The way MS is calculating is simple: two quads with 32bit color read and write (blending) and Z-stencil test and write with 4xMSAA at 500MHz.
2 * 4 * (4 + 4 [read] + 4 + 4 [write]) * 4 * 500M = 256GB/s
This however is a bit misleading on several levels. First, do they mean bandwidth between the two chips, or bandwidth from ROPs to memory like in "traditional" architectures? Presumably the former, but that isn't comparable to external memory bandwidth figures.
Assuming they mean bandwidth between the two chips...
color and Z data is never read across that connection, because only the ROPs need this data. For the same reason, stencil data is neither read nor written, because a fragment has no associated "stencil data", that only exists in the framebuffer.
Furthermore, color data is identical for all samples in a pixel and Z data can be encoded as gradient per quad. The only thing that's needed additionally for AA is a coverage mask.
So disabling blending, Z-test, Z-writes, stencil test, stencil writes, or AA practically "saves" no bandwidth - the connection can be considered a multitude of dedicated channels.
Overall, what is required per quad are 4* 32bit color, compressed Z (3 * 24bit at most) and 4* 4bit of coverage mask, meaning less or equal to 216bit per quad. And since there may be two quads per clock with color, that's at most 432bit required for the connection between the two chips, which equals 27GB/s.
Assuming they mean bandwidth from ROPs to the memory array...
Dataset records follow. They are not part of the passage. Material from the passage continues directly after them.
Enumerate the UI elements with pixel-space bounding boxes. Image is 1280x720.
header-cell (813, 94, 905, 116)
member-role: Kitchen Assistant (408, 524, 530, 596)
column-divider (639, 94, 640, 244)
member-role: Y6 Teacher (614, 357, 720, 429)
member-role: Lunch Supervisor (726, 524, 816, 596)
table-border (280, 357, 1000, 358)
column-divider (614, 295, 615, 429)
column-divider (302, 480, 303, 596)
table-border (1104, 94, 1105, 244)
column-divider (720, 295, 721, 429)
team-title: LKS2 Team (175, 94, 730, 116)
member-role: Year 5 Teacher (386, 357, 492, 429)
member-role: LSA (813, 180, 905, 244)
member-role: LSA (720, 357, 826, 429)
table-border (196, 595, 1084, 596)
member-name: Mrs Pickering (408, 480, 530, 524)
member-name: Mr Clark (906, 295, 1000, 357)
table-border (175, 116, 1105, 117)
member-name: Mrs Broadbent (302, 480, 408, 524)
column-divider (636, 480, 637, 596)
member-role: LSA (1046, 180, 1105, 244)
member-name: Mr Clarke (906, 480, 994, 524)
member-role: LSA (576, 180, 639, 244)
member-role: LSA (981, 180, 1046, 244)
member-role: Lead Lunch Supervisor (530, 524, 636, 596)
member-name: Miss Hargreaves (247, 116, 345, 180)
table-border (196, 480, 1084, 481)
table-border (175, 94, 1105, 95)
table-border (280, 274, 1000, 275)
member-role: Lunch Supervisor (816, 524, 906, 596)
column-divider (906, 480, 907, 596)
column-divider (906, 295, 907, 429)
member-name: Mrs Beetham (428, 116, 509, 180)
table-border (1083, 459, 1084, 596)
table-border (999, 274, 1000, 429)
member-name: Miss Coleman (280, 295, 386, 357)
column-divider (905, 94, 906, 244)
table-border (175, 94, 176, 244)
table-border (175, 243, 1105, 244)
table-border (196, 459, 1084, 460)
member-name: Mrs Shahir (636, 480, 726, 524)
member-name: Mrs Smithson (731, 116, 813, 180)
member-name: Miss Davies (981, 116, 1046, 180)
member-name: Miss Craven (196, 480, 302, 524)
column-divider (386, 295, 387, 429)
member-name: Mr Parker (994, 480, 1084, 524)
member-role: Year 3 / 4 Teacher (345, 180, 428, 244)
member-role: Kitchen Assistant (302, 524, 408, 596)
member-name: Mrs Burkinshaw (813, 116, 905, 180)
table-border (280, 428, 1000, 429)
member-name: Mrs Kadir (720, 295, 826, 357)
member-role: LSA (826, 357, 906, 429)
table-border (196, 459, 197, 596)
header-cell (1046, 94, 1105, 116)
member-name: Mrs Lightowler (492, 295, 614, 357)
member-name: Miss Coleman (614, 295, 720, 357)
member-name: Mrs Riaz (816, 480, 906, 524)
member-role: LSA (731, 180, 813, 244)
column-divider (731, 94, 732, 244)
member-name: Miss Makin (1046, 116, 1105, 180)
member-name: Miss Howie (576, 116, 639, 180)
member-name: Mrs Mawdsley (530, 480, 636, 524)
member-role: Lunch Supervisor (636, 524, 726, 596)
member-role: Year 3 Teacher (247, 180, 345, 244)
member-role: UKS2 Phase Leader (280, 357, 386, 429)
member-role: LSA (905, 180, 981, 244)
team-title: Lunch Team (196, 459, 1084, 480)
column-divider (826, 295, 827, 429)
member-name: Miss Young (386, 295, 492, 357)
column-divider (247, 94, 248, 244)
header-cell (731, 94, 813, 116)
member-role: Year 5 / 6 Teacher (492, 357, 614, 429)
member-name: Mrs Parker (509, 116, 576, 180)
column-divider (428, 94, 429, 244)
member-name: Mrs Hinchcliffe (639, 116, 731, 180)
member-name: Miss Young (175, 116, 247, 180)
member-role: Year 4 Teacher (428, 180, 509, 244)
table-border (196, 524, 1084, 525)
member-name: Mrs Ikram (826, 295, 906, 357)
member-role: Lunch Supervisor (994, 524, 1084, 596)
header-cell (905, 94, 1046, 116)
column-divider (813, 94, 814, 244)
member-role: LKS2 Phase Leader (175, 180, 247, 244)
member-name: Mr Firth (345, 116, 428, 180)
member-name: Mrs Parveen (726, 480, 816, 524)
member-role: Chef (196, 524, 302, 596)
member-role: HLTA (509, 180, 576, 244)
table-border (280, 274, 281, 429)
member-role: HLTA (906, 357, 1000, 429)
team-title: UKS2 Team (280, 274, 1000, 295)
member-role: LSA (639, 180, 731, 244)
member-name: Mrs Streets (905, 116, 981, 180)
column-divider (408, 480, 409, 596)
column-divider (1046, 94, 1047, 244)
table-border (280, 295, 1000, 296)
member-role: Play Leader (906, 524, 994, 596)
then 64bit (32bit color + 31bit Z/stencil + 1bit flag) need to be read and written per pixel. That means 512bit for reads and writes each are required, equalling 32GB/s for reads and 32GB/s for writes.
(That's the best case with no additional AA samples involved. If that happens, additional bandwidth to sample memory is required)
If you want to compare "effective bandwidth" figures, take a X850XTPE that has 6:1 color compression and 24:1 Z compression when 6xAA is enabled, which means 9.6:1 compression rate overall for the framebuffer. That's 362.5GB/s "effective" if you could use up all bandwidth for the framebuffer. And 256GB/s if 70% is used for framebuffer access.
P.S. don't take that last paragraph too seriously.
R480 can't even output that many compressible quads with 6xAA...